Le 25/09/2017

Au nord de l’île d’Idjwi, sur le lac Kivu, en République démocratique du Congo, les Pygmées tentent de survivre dans leur village de fortune. Quelques cabanes de pisé couvertes de feuilles de bananiers se dressent sous les grands arbres touffus. Trois cents Pygmées habitent ici. Ils ne sont plus « hauts d’une coudée » comme le racontaient les fables, mais ont conservé une petite taille et des traits fins. Ils portent des habits misérables, troués et déchirés par l’usure, des tee-shirts noircis de terre qui ne sont plus que des bouts de tissus effilochés et des pantalons ceinturés avec des ficelles. Leurs vies ont tant changé durant ce siècle dernier.
« Etre comme tout le monde »
Sans droit ni reconnaissance, les Pygmées subissent de fortes discriminations et un racisme de la part des autres ethnies. « Nous sommes marginalisés à l’école et au travail. Nous sommes des locataires. Les Bahavus ne veulent rien partager avec nous », explique un ancien du camp, aux yeux délavés et au sourire sans dent. Une femme dont les dents sont aussi rongées par la malnutrition rajoute : « Ils nous disent que l’on pue, que nous ne pouvons pas manger ensemble, que nos manières sont différentes. » Beaucoup d’emplois leur sont refusés.

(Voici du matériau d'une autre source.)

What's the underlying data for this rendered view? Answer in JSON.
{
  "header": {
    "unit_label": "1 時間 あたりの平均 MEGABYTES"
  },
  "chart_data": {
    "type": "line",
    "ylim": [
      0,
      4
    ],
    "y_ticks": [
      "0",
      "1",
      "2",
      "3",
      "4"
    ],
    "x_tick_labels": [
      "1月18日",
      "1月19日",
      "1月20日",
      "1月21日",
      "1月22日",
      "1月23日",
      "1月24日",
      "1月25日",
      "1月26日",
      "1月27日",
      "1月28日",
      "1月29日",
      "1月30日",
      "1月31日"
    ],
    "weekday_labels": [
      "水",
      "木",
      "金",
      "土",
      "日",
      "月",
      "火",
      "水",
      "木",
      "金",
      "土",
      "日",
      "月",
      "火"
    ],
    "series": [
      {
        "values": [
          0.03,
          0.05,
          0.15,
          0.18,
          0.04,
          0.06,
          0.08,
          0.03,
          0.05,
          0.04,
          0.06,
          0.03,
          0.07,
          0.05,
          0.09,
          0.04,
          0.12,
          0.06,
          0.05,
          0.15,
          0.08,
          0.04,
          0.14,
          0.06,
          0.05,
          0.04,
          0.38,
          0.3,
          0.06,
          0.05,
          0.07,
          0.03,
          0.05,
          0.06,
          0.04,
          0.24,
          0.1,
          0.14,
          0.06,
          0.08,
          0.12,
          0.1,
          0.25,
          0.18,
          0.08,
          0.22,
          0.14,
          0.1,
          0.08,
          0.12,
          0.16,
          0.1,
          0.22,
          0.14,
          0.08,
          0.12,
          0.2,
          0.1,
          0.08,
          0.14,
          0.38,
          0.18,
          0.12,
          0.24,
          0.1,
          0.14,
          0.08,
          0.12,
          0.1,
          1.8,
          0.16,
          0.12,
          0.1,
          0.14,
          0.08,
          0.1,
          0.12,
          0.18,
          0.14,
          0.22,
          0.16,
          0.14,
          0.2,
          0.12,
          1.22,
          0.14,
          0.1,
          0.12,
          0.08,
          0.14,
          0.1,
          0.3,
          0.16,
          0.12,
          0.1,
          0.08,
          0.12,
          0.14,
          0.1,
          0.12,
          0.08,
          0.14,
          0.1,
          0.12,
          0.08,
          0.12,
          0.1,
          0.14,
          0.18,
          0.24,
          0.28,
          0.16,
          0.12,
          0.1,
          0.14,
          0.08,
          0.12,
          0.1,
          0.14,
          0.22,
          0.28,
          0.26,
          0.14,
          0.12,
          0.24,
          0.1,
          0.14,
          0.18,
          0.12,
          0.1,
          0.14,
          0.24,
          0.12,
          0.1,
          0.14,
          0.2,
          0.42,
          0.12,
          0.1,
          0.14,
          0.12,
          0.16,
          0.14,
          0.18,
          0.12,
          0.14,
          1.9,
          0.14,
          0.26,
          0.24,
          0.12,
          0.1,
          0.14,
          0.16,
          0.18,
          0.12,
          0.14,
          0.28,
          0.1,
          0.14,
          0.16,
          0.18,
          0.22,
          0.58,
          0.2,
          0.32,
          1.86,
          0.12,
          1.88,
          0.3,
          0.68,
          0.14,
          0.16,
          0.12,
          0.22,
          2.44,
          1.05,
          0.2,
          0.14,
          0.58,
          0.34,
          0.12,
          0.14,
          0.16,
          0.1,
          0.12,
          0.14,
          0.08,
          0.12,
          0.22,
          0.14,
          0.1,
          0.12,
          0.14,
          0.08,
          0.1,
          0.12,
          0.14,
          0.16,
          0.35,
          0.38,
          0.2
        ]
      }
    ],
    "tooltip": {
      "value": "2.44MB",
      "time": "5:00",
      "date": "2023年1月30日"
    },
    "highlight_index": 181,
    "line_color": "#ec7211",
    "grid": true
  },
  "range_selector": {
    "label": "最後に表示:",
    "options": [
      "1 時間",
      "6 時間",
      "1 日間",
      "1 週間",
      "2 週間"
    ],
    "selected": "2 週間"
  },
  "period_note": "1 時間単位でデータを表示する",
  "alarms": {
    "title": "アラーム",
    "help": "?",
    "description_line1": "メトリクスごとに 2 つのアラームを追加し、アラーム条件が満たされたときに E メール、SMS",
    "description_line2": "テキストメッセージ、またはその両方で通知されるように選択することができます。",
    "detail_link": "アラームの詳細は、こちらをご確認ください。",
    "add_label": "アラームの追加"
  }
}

Manguiste, le pêcheur, voudrait être moto-taxi sur l’île. Mais il sait que « les Bahavus ne monteront pas avec moi parce qu’ils disent que je pue ». Il rêve de regagner Goma, sur le continent, où il pourrait « être comme tout le monde » et scolariser sa fille. C’est que l’école, gratuite et obligatoire aux yeux de la loi, ne l’est pas dans les faits. « Nous n’avons pas les moyens de payer les primes qu’ils nous demandent », explique un père de famille. Les autres espèrent dans leurs songes de construire un jour une maison en dur où ils ne devraient pas passer la nuit debout quand tombent les pluies torrentielles. Car étant locataires, ce droit leur est interdit.
Leur dignité humaine est bafouée jusque dans l’accès aux soins. Dans le camp, de nombreuses personnes souffrent de maladies. Certains ont la malaria, des infections liées à la malnutrition ou des maux indéfinis. « Chaque semaine, nous enterrons l’un d’entre nous », assure le chef des Pygmées. Les enfants traînent leurs plaies ouvertes et s’habituent à la fièvre.

Autrefois, ces cueilleurs se soignaient avec des plantes dans la forêt qu’ils ne trouvent plus ici. Quant aux ONG qui ont réalisé une campagne de vaccination dans le camp contre la rougeole et la malaria, « ce sont des farceurs qui récoltent des données mais ne reviennent jamais », s’énerve Charles Livingston. Avec leur peu de moyens, les Pygmées ne peuvent se payer un accès aux soins de l’hôpital qui est à trois heures de marche. Les femmes accouchent seules dans leur maison et y perdent parfois la vie ou celle de leur enfant. Mais sur l’île comme sur le continent, on accorde bien peu d’importance à leurs histoires. « C’est un cas minoritaire », balaye d’une phrase le mwami qui ne souhaite pas s’étaler davantage sur le sujet. Quelque 250 000 à 600 000 Pygmées vivent en RDC. Une proposition de loi en faveur de la reconnaissance des peuples autochtones est toujours en discussion.